Of course it does! I don’t know why I took an age to make such a simple connection especially since I know what good nutrition can do for WLS patients. Tbh, I think I have been afraid to take the leap into dog nutrition in the past. There is just so much conflicting info out there and it can be daunting. I’m still treading water trying to learn about it. There are the raw food diet devotee’s, the cooked food devotees and the many vets who say feed your dog tins and biscuits as neither raw nor cooked will give your dog the right diet. Sigh. I have read too much now & am trying to digest some of it myself! I’m still staying with my course of action though. I’m walking the middle road with Zen…not all or nothing - but a little of carefully thought out everything. I never did believe in extremes. Sometimes I really see how much easier it would be to just buy a regular dogfood and buy the ‘well balanced’ BS into the deal. But I get these whispers in my consciousness…if it is so balanced then how come Zen’s fur was falling out? How come I was cleaning gunk from his eyes on a daily basis? How come the addition of some ‘real’ food and supplements from mother nature have turned his health around in only a few weeks?

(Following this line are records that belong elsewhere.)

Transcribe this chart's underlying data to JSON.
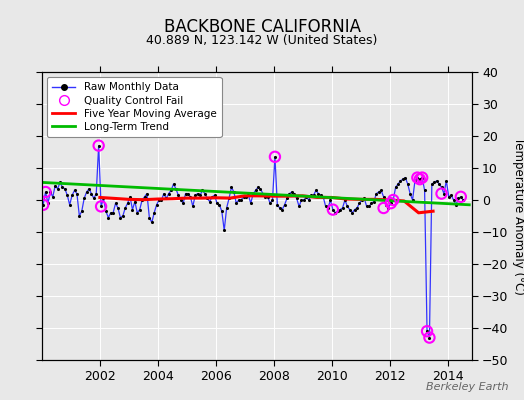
{
  "title": "BACKBONE CALIFORNIA",
  "subtitle": "40.889 N, 123.142 W (United States)",
  "ylabel": "Temperature Anomaly (°C)",
  "watermark": "Berkeley Earth",
  "xlim": [
    2000.0,
    2014.83
  ],
  "ylim": [
    -50,
    40
  ],
  "yticks": [
    -50,
    -40,
    -30,
    -20,
    -10,
    0,
    10,
    20,
    30,
    40
  ],
  "xticks": [
    2002,
    2004,
    2006,
    2008,
    2010,
    2012,
    2014
  ],
  "bg_color": "#e8e8e8",
  "raw_line_color": "#3333ff",
  "dot_color": "#000000",
  "qc_color": "#ff00ff",
  "moving_avg_color": "#ff0000",
  "trend_color": "#00bb00",
  "raw_x": [
    2000.042,
    2000.125,
    2000.208,
    2000.292,
    2000.375,
    2000.458,
    2000.542,
    2000.625,
    2000.708,
    2000.792,
    2000.875,
    2000.958,
    2001.042,
    2001.125,
    2001.208,
    2001.292,
    2001.375,
    2001.458,
    2001.542,
    2001.625,
    2001.708,
    2001.792,
    2001.875,
    2001.958,
    2002.042,
    2002.125,
    2002.208,
    2002.292,
    2002.375,
    2002.458,
    2002.542,
    2002.625,
    2002.708,
    2002.792,
    2002.875,
    2002.958,
    2003.042,
    2003.125,
    2003.208,
    2003.292,
    2003.375,
    2003.458,
    2003.542,
    2003.625,
    2003.708,
    2003.792,
    2003.875,
    2003.958,
    2004.042,
    2004.125,
    2004.208,
    2004.292,
    2004.375,
    2004.458,
    2004.542,
    2004.625,
    2004.708,
    2004.792,
    2004.875,
    2004.958,
    2005.042,
    2005.125,
    2005.208,
    2005.292,
    2005.375,
    2005.458,
    2005.542,
    2005.625,
    2005.708,
    2005.792,
    2005.875,
    2005.958,
    2006.042,
    2006.125,
    2006.208,
    2006.292,
    2006.375,
    2006.458,
    2006.542,
    2006.625,
    2006.708,
    2006.792,
    2006.875,
    2006.958,
    2007.042,
    2007.125,
    2007.208,
    2007.292,
    2007.375,
    2007.458,
    2007.542,
    2007.625,
    2007.708,
    2007.792,
    2007.875,
    2007.958,
    2008.042,
    2008.125,
    2008.208,
    2008.292,
    2008.375,
    2008.458,
    2008.542,
    2008.625,
    2008.708,
    2008.792,
    2008.875,
    2008.958,
    2009.042,
    2009.125,
    2009.208,
    2009.292,
    2009.375,
    2009.458,
    2009.542,
    2009.625,
    2009.708,
    2009.792,
    2009.875,
    2009.958,
    2010.042,
    2010.125,
    2010.208,
    2010.292,
    2010.375,
    2010.458,
    2010.542,
    2010.625,
    2010.708,
    2010.792,
    2010.875,
    2010.958,
    2011.042,
    2011.125,
    2011.208,
    2011.292,
    2011.375,
    2011.458,
    2011.542,
    2011.625,
    2011.708,
    2011.792,
    2011.875,
    2011.958,
    2012.042,
    2012.125,
    2012.208,
    2012.292,
    2012.375,
    2012.458,
    2012.542,
    2012.625,
    2012.708,
    2012.792,
    2012.875,
    2012.958,
    2013.042,
    2013.125,
    2013.208,
    2013.292,
    2013.375,
    2013.458,
    2013.542,
    2013.625,
    2013.708,
    2013.792,
    2013.875,
    2013.958,
    2014.042,
    2014.125,
    2014.208,
    2014.292,
    2014.375,
    2014.458,
    2014.542
  ],
  "raw_y": [
    -1.5,
    2.5,
    -1.0,
    2.5,
    1.0,
    4.5,
    3.5,
    5.5,
    4.0,
    3.5,
    1.5,
    -1.5,
    1.5,
    3.0,
    2.0,
    -5.0,
    -3.5,
    0.5,
    2.5,
    3.5,
    2.0,
    0.5,
    2.0,
    17.0,
    -2.0,
    0.5,
    -3.5,
    -5.5,
    -4.0,
    -4.0,
    -1.0,
    -2.5,
    -5.5,
    -5.0,
    -2.5,
    -1.0,
    1.0,
    -3.0,
    -0.5,
    -4.0,
    -3.0,
    0.0,
    1.0,
    2.0,
    -5.5,
    -7.0,
    -4.0,
    -1.5,
    0.0,
    0.0,
    2.0,
    0.5,
    2.0,
    3.0,
    5.0,
    3.5,
    1.5,
    0.0,
    -1.0,
    2.0,
    2.0,
    1.0,
    -2.0,
    1.5,
    2.0,
    1.5,
    3.0,
    2.0,
    0.5,
    -0.5,
    1.0,
    1.5,
    -1.0,
    -1.5,
    -3.5,
    -9.5,
    -2.5,
    0.5,
    4.0,
    2.5,
    -1.0,
    0.0,
    0.0,
    1.0,
    1.0,
    1.5,
    -1.0,
    2.0,
    3.0,
    4.0,
    3.5,
    2.0,
    1.0,
    1.0,
    -1.0,
    0.0,
    13.5,
    -1.5,
    -2.5,
    -3.0,
    -1.5,
    0.5,
    2.0,
    2.5,
    2.0,
    0.5,
    -2.0,
    0.0,
    0.0,
    1.0,
    0.0,
    1.5,
    1.5,
    3.0,
    2.0,
    1.5,
    1.0,
    -2.0,
    -2.5,
    0.0,
    -3.0,
    -4.0,
    -3.5,
    -3.0,
    -2.5,
    0.0,
    -2.0,
    -3.0,
    -4.0,
    -3.0,
    -2.5,
    -1.0,
    0.0,
    0.5,
    -2.0,
    -2.0,
    -1.0,
    -0.5,
    2.0,
    2.5,
    3.0,
    1.0,
    -1.5,
    -2.5,
    -1.0,
    0.0,
    4.0,
    5.0,
    6.0,
    6.5,
    7.0,
    5.0,
    2.0,
    0.0,
    6.0,
    7.0,
    6.5,
    7.0,
    3.0,
    -41.0,
    -43.0,
    5.0,
    5.5,
    6.0,
    5.0,
    4.0,
    2.0,
    6.0,
    1.0,
    1.5,
    0.0,
    -1.5,
    0.5,
    1.0,
    0.0
  ],
  "qc_x": [
    2000.042,
    2000.125,
    2001.958,
    2002.042,
    2008.042,
    2010.042,
    2011.792,
    2012.042,
    2012.125,
    2012.958,
    2013.042,
    2013.125,
    2013.292,
    2013.375,
    2013.792,
    2014.458
  ],
  "qc_y": [
    -1.5,
    2.5,
    17.0,
    -2.0,
    13.5,
    -3.0,
    -2.5,
    -1.0,
    0.0,
    7.0,
    6.5,
    7.0,
    -41.0,
    -43.0,
    2.0,
    1.0
  ],
  "moving_avg_x": [
    2002.0,
    2002.5,
    2003.0,
    2003.5,
    2004.0,
    2004.5,
    2005.0,
    2005.5,
    2006.0,
    2006.5,
    2007.0,
    2007.5,
    2008.0,
    2008.5,
    2009.0,
    2009.5,
    2010.0,
    2010.5,
    2011.0,
    2011.5,
    2012.0,
    2012.5,
    2013.0,
    2013.5
  ],
  "moving_avg_y": [
    0.8,
    0.5,
    0.2,
    0.1,
    0.3,
    0.4,
    0.6,
    0.6,
    0.7,
    0.6,
    1.3,
    1.3,
    1.2,
    1.2,
    1.3,
    0.8,
    0.8,
    0.3,
    0.2,
    0.2,
    0.0,
    -0.3,
    -4.0,
    -3.5
  ],
  "trend_x": [
    2000.0,
    2014.75
  ],
  "trend_y": [
    5.5,
    -1.5
  ]
}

I cancelled his biopsy with the vet. His health is returning, it’s plain to see. ( And he is an eleven year old boy too, not a young ‘un!) If it is adenitis - we have turned it around. Do I need to know if it is? No not really, it’s just a ‘label’ and I’d want to know if there was no improvement, of course. Or if I was researching how to help dogs with the condition because it was part of my career in animal health etc. But neither of these things matters much to me right now. Not saying the first won’t in the future, but for now, my boy is healing beautifully. Whatever was plaguing him is doing so no longer.
Into the deal I have saved myself £200.00 for the vets biopsy fee. I have saved Zen a possible anesthetic and a painful jab. I’d rather spend that money on some optimal food for him over the year. And maybe I will get myself a lovely back massage into the deal!
But enough erratic thinking now! I’m knackered from the concrete shift today. I’m off to bed with a hot choc milk drink for protein and to try to read a chapter of my book which has not progressed, from when I last blogged about it!